MAZLUMUN AHI

1969’un Mayıs ayının yirmi üçünde bir tandır kenarında merhaba dedim hayata. Ve o günden beri düşe kalka yaşıyoruz yalan olan bu dünyada. Gümüşhane’nin en mahrum köylerinden biri olan Demirören’de şekillendi çocukluğum. Derelerinde çimdim, tozlu yollarında dolaştım, gözelerinden su içtim, koyun ve kuzu otlattım yamaçlarında. Babamın köy odalarında okuduğu İrşadi ve Celali Baba’nın deyişleriyle şekildendi ruh dünyam.

Yedi yaşımdan sonra hayat bir çarkıfelek misali savurdu durdu beni. Trabzon’da ayakkabı boyacılığından, hamallığa, amelelikten bulaşıkçılığa girmediğim iş, adımlamadığım sokak kalmadı. Hayata geldiğimiz yer ile gelmek istediğimiz yer arasında bir sarkaç misali dolanıp durdum. Birçok zorluklara göğüs gerdim minik bedenimle. Babamdan kalan tek sermayem ve varlığım olan onurumu hiçbir şeye karşı satmadım, sattırmadım.

1977 ile 1989 arası Trabzon’da, 1989 yılında Ankara’da, 1994’de Kars Kağızman’da ve 1997 yılından beri Gümüşhane’de hayat denen kilime ilmek attım durdum. Birçok insan, birçok fikir ve birçok olay gördüm. Hepsinin ortak paydasında sevgiyi harmanladım durdum yıllar boyunca. Ve geldiğim noktada tek sermayem insan sevgisiyle dopdolu bir kalp ile tek başınayım.

Toprağın üstünde farklı farkı olsak da toprağın altında eşitleneceğimiz o günün hayalleriyle hep sabrettim ve onurumdan hiç kaybetmedim. Hep ezilen oldum. Mazlum oldum. Çoğu bilerek kimi bilmeyerek hep zulüm işlediler. Doğduğumuzda hepimizin minnacık elleri yumuktu ama giderken ellerimiz açık gideceğiz. Atlastan libas giyenler çırılçıplak gidecek ama kimse bunun farkında bile değil. 

O-nursuz insanlar gördüm hayatımın değişik safhalarında. Varsılın yanında görünerek hep artılar koydular hanelerine. Ve (haşa) aldatmak için Rabbimi namaza durdular aynı saflarda. Bir garibin hakkını bir zalimin hakkına peşkeş çektiler.
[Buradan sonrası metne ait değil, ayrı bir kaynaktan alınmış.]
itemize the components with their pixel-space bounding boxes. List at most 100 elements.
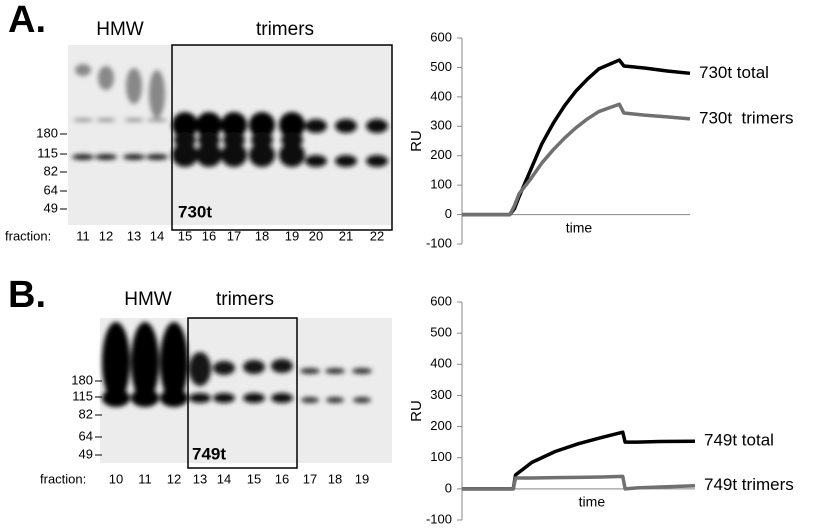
lane-label: 730t bbox=[178, 202, 212, 221]
y-tick-label: 500 bbox=[430, 59, 452, 74]
band bbox=[146, 154, 168, 160]
series-label: 749t trimers bbox=[704, 475, 794, 494]
y-tick-label: 400 bbox=[430, 88, 452, 103]
marker-label: 49 bbox=[79, 446, 93, 461]
band bbox=[149, 70, 165, 118]
band bbox=[102, 389, 130, 407]
fraction: 11 bbox=[76, 228, 90, 243]
fraction: 13 bbox=[193, 471, 207, 486]
gel-panel: A. HMW trimers 730t 180 115 82 64 49 fraction: 11 1… bbox=[5, 0, 393, 243]
band bbox=[325, 368, 345, 374]
y-tick-label: 600 bbox=[430, 29, 452, 44]
y-tick-label: 0 bbox=[445, 480, 452, 495]
band bbox=[305, 119, 327, 133]
band bbox=[95, 154, 117, 160]
y-tick-label: 200 bbox=[430, 147, 452, 162]
band bbox=[326, 397, 344, 403]
band bbox=[366, 155, 388, 167]
fraction: 16 bbox=[202, 228, 216, 243]
x-axis-label: time bbox=[566, 219, 593, 235]
band bbox=[243, 393, 265, 403]
y-tick-label: 400 bbox=[430, 356, 452, 371]
marker-label: 64 bbox=[79, 428, 93, 443]
fraction: 19 bbox=[285, 228, 299, 243]
band bbox=[123, 154, 145, 160]
marker-label: 180 bbox=[36, 125, 58, 140]
marker-label: 115 bbox=[37, 145, 58, 160]
panel-label: B. bbox=[8, 274, 46, 316]
line-series bbox=[462, 430, 696, 491]
y-tick-label: -100 bbox=[426, 235, 452, 250]
fraction: 13 bbox=[127, 228, 141, 243]
fraction: 12 bbox=[167, 471, 181, 486]
fraction: 14 bbox=[217, 471, 231, 486]
band bbox=[198, 132, 220, 148]
band bbox=[223, 132, 245, 148]
band bbox=[147, 118, 167, 122]
band bbox=[301, 397, 319, 403]
band bbox=[196, 112, 222, 138]
gel-bands bbox=[72, 64, 388, 167]
y-tick-label: 300 bbox=[430, 118, 452, 133]
chart-panel: -100 0 100 200 300 400 500 600 RU time 749t total 7… bbox=[408, 293, 794, 526]
series-label: 749t total bbox=[704, 431, 774, 450]
y-tick-label: 300 bbox=[430, 387, 452, 402]
group-label: HMW bbox=[124, 289, 172, 310]
fraction: 14 bbox=[150, 228, 164, 243]
group-label: trimers bbox=[256, 19, 314, 40]
band bbox=[300, 368, 320, 374]
band bbox=[160, 322, 188, 402]
marker-label: 115 bbox=[72, 388, 93, 403]
group-label: HMW bbox=[96, 19, 144, 40]
band bbox=[189, 352, 211, 386]
band bbox=[251, 132, 273, 148]
band bbox=[172, 143, 198, 167]
band bbox=[124, 118, 144, 122]
line-series bbox=[462, 474, 696, 491]
series-label: 730t total bbox=[699, 63, 769, 82]
fraction: 19 bbox=[355, 471, 369, 486]
band bbox=[352, 368, 372, 374]
band bbox=[160, 389, 188, 407]
band bbox=[305, 155, 327, 167]
band bbox=[335, 155, 357, 167]
fraction: 18 bbox=[328, 471, 342, 486]
band bbox=[281, 132, 303, 148]
band bbox=[196, 143, 222, 167]
fraction-label: fraction: bbox=[5, 228, 51, 243]
trimer-box bbox=[187, 317, 298, 469]
fraction: 17 bbox=[227, 228, 241, 243]
band bbox=[174, 132, 196, 148]
band bbox=[271, 393, 293, 403]
line-series bbox=[462, 102, 691, 217]
marker-label: 49 bbox=[44, 200, 58, 215]
line-series bbox=[462, 58, 691, 217]
y-tick-label: 100 bbox=[430, 449, 452, 464]
band bbox=[131, 389, 159, 407]
y-tick-label: 600 bbox=[430, 293, 452, 308]
band bbox=[213, 393, 235, 403]
fraction: 17 bbox=[303, 471, 317, 486]
group-label: trimers bbox=[216, 289, 274, 310]
lane-label: 749t bbox=[192, 444, 226, 463]
band bbox=[102, 322, 130, 402]
fraction: 10 bbox=[109, 471, 123, 486]
marker-label: 82 bbox=[79, 406, 93, 421]
y-tick-label: 500 bbox=[430, 325, 452, 340]
band bbox=[353, 397, 371, 403]
fraction: 20 bbox=[309, 228, 323, 243]
band bbox=[249, 143, 275, 167]
trimer-box bbox=[171, 44, 393, 231]
fraction: 22 bbox=[370, 228, 384, 243]
series-label: 730t trimers bbox=[699, 108, 793, 127]
chart-panel: -100 0 100 200 300 400 500 600 RU time 730t total 7… bbox=[408, 29, 794, 250]
fraction: 11 bbox=[138, 471, 152, 486]
band bbox=[75, 64, 91, 76]
band bbox=[96, 118, 116, 122]
band bbox=[243, 360, 265, 374]
band bbox=[98, 66, 114, 90]
panel-label: A. bbox=[8, 0, 46, 41]
gel-bands bbox=[102, 322, 372, 407]
fraction: 18 bbox=[255, 228, 269, 243]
Ve saygın bir şahıs gibi dolaşıp duruyorlar aramızda.

Ama bilmiyorlar ki O’nun da bir hesabı var ve o hesaptan hiçbirimiz kurtulamayacağız. Boynuzsuz koyunun da hak soracağı bir yer var elbette. Mizan var, adalet var. Mazlumun gözyaşları var. Ve o gözyaşları o-nursuzları boğacak elbette. Günü var ve bekliyorum.

1995 yılında acemi birliğim Ankara Etimesgut’ta gördüm insanların eşit olduğunu. Kaymakam ve savcıyla aynı urbaların içinde kimse fark edemedi farklı kişiler olduğumuzu. Tıpkı aynı kefene sarılacağımız gibi. Aynı ölçülerde kazılan kabre gireceğimizi unutmadan.

Ey insanoğlu bu sözüm sanadır. Oynama kimsenin hakkıyla. Oynama kader denilen ince çizgiyle. Ah alma, günah alma, sonra vahlanma. Sebep olma kimsenin geleceğiyle. Makamlar ve mevkiler gelip geçicidir. Sabancı’ya, Vehbi Koç’a bile yâr olmadı koca dünya. Unutma ki koca Nemrut’u yıkan da bir karasinekti.

Unutma ki şah olsan da mazlumun ahı indirecektir şahı. Allah nefsimizi ıslah etsin.